From the beginning when I was writing the script, I knew Adrian would play the role because I really believe he’s a very good actor. After that, for Cornel, I wanted to cast a professional actor and I saw a few actors [for the part] and I told them, “Okay, I’m interested to have this character to have a certain type of body language.” For me, it was important that the machine is like a part of his body, so I asked Cornel to present [them each with] a detector and make them rehearse with the machines. I also gave the actors the documentary to show them and I expected them to have a different type of approach, but at one point, I said to Cornel, “Do you want to try out [for the part]?” I gave him part of the script and he told me very simply, “Okay, it’s very easy for me to do that because I’m answering questions all the time that other people are asking me.” [laughs] So it was his brilliant observation and I cast him.
You’ve also said Toma Cuzin, who plays Costi, really personally inspired how that character developed.
For Costi, I fictionalized this character when I was writing the script — I had the script all done, but Costi was something else because I know the actor and his family and I chose to cast his [real life] son and his wife too because there is a certain type of energy between them that I like a lot. With the son, he has blond hair [to contrast with] Costi’s dark hair, which fit very well into my story.
Was the idea of what one generation passes down to another something that was of interest from the start? Besides the treasure, you have the father-son relationship.
Yeah, I think because in Romanian culture, children have a very big importance. All these generations put a lot of hope into their kids. They have things they don’t accomplish in their own life, so they hope for their kids that they’ll do better, you know? Even when I was working on the casting, I would see children that would come in and then they would go [on their way[ to swim or they’d have English lessons, so there is something very cultural about that.
That’s why in the beginning, I wanted to have a scene with a father reading a story to his son because he’s trying to give him a special type of education. After that, I arrived [that story should be] “Robin Hood” because of course, it’s a story about property — what is property and how things are changing — and it fits very well into the whole story.
I’ve heard you say that you wanted a natural flow to the movement of the film, both in its structure and visually. Why was that important for you on this?
Of course, this is very important because I was thinking of the movie’s lighting in terms of the difference between artificial light and the sun. Because there’s this fascination with gold, in a way it’s like the sun is buried in the ground, so with the lighting, it was important to have an artificial feel in the beginning and there’s a transition to sunlight. I’m also obsessed by the framing and composition.
I’ve always loved your long takes – because you made the transition to digital on this, did that push the limits since you didn’t have to worry about film running out?

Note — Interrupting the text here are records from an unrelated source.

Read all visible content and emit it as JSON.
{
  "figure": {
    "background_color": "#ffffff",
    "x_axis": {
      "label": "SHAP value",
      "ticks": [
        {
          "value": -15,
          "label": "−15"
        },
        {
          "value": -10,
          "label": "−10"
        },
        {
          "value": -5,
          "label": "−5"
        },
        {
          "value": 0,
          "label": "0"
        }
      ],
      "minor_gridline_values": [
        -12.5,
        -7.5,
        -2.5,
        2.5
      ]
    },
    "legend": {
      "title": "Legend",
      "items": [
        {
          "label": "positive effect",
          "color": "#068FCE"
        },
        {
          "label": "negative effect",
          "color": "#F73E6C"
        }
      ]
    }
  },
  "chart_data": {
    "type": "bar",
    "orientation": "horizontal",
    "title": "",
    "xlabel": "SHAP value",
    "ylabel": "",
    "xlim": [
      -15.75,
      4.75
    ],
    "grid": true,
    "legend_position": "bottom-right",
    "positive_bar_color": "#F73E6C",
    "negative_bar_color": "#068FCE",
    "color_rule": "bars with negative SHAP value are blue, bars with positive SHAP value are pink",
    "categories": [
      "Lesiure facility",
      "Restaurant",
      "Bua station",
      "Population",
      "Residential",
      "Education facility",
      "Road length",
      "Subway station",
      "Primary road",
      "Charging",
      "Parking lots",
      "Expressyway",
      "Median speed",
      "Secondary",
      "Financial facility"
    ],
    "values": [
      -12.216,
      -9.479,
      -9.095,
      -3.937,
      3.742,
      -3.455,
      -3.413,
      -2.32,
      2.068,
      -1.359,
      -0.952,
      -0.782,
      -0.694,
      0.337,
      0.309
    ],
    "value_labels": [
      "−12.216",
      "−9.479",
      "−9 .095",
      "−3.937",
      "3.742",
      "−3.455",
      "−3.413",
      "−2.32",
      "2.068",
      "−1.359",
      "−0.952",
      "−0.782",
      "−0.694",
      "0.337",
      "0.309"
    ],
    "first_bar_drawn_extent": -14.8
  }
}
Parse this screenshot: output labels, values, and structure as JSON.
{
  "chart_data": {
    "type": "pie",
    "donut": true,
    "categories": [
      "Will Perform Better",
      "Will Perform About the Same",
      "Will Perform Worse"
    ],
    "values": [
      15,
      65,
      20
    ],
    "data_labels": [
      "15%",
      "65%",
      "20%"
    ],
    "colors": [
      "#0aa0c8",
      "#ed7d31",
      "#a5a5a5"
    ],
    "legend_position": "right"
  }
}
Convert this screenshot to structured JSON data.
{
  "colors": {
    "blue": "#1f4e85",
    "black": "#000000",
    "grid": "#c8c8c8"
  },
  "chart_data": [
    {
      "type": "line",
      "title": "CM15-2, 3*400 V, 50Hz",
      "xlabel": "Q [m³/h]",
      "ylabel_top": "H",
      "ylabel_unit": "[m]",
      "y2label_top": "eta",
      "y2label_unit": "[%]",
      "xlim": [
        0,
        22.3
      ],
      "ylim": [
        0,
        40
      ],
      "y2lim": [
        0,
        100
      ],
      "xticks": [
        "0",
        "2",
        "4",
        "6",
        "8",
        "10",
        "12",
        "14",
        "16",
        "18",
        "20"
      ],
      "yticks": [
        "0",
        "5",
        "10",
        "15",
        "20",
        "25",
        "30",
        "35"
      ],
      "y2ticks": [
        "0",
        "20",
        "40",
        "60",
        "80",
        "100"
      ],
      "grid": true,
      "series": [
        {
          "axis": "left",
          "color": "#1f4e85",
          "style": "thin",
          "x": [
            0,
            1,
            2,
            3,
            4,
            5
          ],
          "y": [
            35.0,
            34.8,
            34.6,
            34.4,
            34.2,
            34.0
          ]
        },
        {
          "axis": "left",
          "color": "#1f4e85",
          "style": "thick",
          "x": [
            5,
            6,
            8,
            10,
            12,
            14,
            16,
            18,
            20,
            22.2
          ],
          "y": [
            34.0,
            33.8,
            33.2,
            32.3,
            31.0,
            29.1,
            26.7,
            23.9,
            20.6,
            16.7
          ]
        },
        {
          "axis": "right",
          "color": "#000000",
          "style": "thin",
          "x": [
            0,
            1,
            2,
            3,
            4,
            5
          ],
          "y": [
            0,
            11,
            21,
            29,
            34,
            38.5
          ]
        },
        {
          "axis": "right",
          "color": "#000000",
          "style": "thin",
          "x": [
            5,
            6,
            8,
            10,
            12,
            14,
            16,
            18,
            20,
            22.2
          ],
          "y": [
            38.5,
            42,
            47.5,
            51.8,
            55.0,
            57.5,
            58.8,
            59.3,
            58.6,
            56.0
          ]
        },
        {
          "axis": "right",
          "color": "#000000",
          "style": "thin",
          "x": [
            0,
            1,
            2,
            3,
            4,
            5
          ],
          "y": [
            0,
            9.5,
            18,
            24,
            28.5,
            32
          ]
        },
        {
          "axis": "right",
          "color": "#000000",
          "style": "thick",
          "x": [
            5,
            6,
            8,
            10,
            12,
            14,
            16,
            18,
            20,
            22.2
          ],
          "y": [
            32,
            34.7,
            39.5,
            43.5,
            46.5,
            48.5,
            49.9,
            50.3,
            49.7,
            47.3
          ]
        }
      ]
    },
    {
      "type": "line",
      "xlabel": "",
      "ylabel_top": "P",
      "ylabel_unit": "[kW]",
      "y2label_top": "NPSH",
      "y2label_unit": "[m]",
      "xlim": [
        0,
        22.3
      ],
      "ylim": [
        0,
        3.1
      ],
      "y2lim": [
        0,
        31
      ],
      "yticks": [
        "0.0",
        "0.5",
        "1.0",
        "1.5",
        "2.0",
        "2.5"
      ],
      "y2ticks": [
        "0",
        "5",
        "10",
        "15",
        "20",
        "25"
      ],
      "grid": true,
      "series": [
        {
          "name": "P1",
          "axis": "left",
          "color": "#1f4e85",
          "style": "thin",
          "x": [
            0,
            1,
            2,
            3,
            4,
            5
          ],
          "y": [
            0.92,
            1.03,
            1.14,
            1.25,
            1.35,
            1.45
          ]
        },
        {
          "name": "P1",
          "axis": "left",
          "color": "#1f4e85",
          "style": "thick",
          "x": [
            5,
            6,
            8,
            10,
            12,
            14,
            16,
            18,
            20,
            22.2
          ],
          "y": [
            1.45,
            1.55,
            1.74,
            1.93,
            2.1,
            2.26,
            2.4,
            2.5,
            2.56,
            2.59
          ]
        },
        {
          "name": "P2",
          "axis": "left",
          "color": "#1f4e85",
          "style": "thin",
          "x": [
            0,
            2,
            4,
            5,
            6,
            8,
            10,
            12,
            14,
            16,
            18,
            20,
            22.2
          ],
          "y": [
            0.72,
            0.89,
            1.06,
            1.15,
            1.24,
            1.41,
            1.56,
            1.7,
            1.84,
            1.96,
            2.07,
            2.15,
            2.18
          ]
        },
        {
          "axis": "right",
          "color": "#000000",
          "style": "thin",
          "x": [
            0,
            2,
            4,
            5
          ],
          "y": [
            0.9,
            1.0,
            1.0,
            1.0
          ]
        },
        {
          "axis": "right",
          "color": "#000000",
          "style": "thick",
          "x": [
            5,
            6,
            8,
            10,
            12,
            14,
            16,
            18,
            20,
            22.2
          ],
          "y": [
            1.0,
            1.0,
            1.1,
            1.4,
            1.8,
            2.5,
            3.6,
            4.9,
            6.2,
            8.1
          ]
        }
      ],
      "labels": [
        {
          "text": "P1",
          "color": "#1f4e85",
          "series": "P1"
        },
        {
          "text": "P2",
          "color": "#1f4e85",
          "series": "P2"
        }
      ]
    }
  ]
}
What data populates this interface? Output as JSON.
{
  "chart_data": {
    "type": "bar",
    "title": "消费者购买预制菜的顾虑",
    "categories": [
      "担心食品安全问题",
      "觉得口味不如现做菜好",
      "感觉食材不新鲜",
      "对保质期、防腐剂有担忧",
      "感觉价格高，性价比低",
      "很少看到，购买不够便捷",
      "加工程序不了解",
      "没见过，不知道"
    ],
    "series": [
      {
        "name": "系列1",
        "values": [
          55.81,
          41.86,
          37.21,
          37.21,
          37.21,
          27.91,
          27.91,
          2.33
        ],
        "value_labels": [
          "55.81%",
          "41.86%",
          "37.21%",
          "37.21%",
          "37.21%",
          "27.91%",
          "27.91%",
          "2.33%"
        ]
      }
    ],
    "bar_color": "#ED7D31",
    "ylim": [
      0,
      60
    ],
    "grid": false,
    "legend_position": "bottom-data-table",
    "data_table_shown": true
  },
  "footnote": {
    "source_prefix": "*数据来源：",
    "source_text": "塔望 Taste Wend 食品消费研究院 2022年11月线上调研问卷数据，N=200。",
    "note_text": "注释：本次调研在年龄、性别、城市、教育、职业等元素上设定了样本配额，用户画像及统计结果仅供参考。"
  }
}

It was easier in a way because I had kids and I didn’t have so much pressure, but I tried on digital and 35 [before shooting] and on digital, I liked the texture more. I actually chose it for artistic reasons. It didn’t make so much [difference]. From [film] school, I was formed in a way where I was quite warm to films, but [on this film] when I tried both of them and for me, I chose digital for the look that I wanted.
What’s it been like to travel with the film?
It’s great because the film is very well-received. For eastern countries, they like the film very much because it’s like daily life and in these ex-communist countries, they’re all dealing with the property. And in [America] and France, they appreciate it more for the type of humor in a more cognitive way. So they’re different, but it’s been great.
“The Treasure” opens on January 8 in Los Angeles at the Royal Theater and in New York at the IFC Center. It will also be available on demand.